Ireland to push ahead with EU treaty referendum

DUBLIN - Ireland will not defer a referendum on the EU fiscal pact despite calls by French president-elect Francois Hollande to rework the treaty, Deputy Prime Minister Eamon Gilmore said on Monday.

Gilmore said Hollande's election victory on Sunday showed there was a new emphasis on growth in the European economy instead of austerity, but he warned that postponing the May 31 plebiscite would put off investors.

Asked by state-run RTE radio if the fact that Hollande has vowed to renegotiate the fiscal pact meant that Ireland should now delay a referendum, Gilmore said: "No we should not."

"If we defer a decision we can expect that people who are thinking of investing in Ireland may defer their decision as well and that's not something that we want," said Gilmore.

Gilmore, who is also foreign minister, was speaking from Paris where he flew on Sunday to congratulate Hollande's Socialist party, a sister organisation of Ireland's Labour party.

Irish Prime Minister Enda Kenny on Sunday said he hoped Hollande's victory would lead to a shift in focus away from austerity in the European Union.

Germany on Monday ruled out a reworking of the fiscal pact, which was signed by 25 out of 27 member states in March after intense wrangling and which imposes strict budgetary discipline.

Ireland is so far the only EU country to hold a referendum on whether to ratify the treaty.

Gilmore said that he believed Hollande supported budgetary discipline but "what he wants to do, as the Irish government wants to do, is to have that coupled with a growth strategy for Europe."

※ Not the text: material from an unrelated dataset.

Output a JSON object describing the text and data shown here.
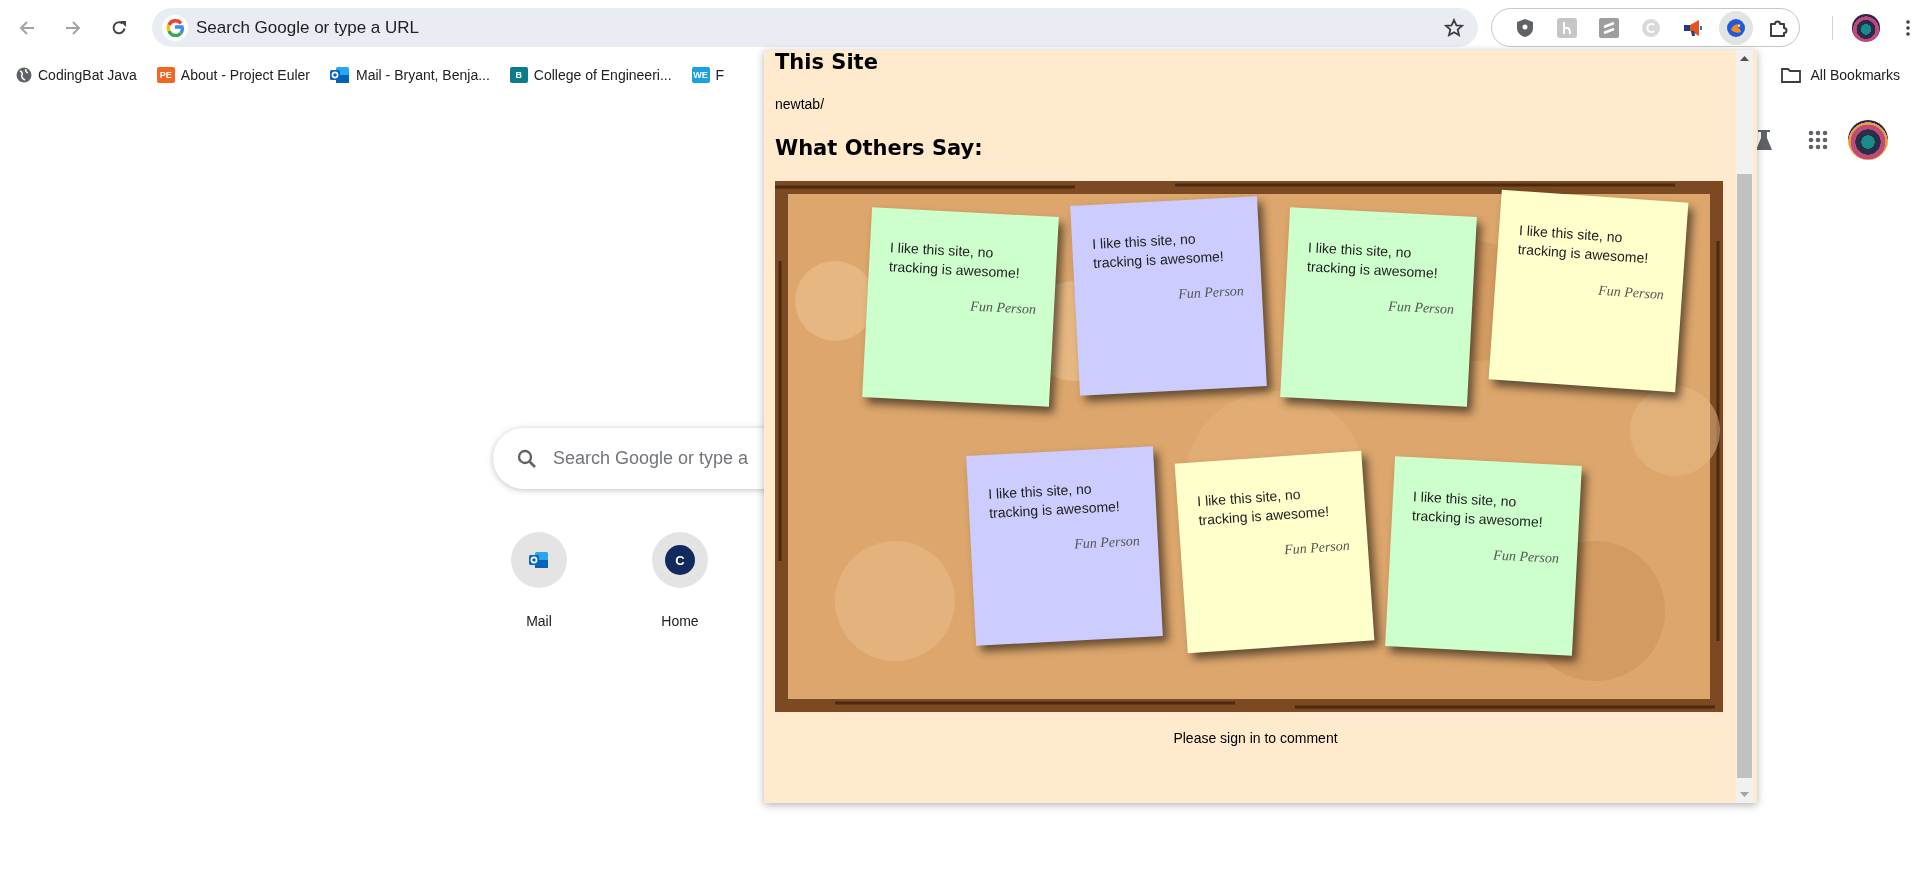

Gilmore added that the situation in debt-wracked Greece, where parties opposed to its EU- and IMF-led austerity programme stripped the coalition government of its majority on Sunday, was "of great concern."

"Ireland does not want to be like Greece. That is why we have to pursue our strategy to economic recovery which is based on investment, on growth and on the confidence that goes with that," he said.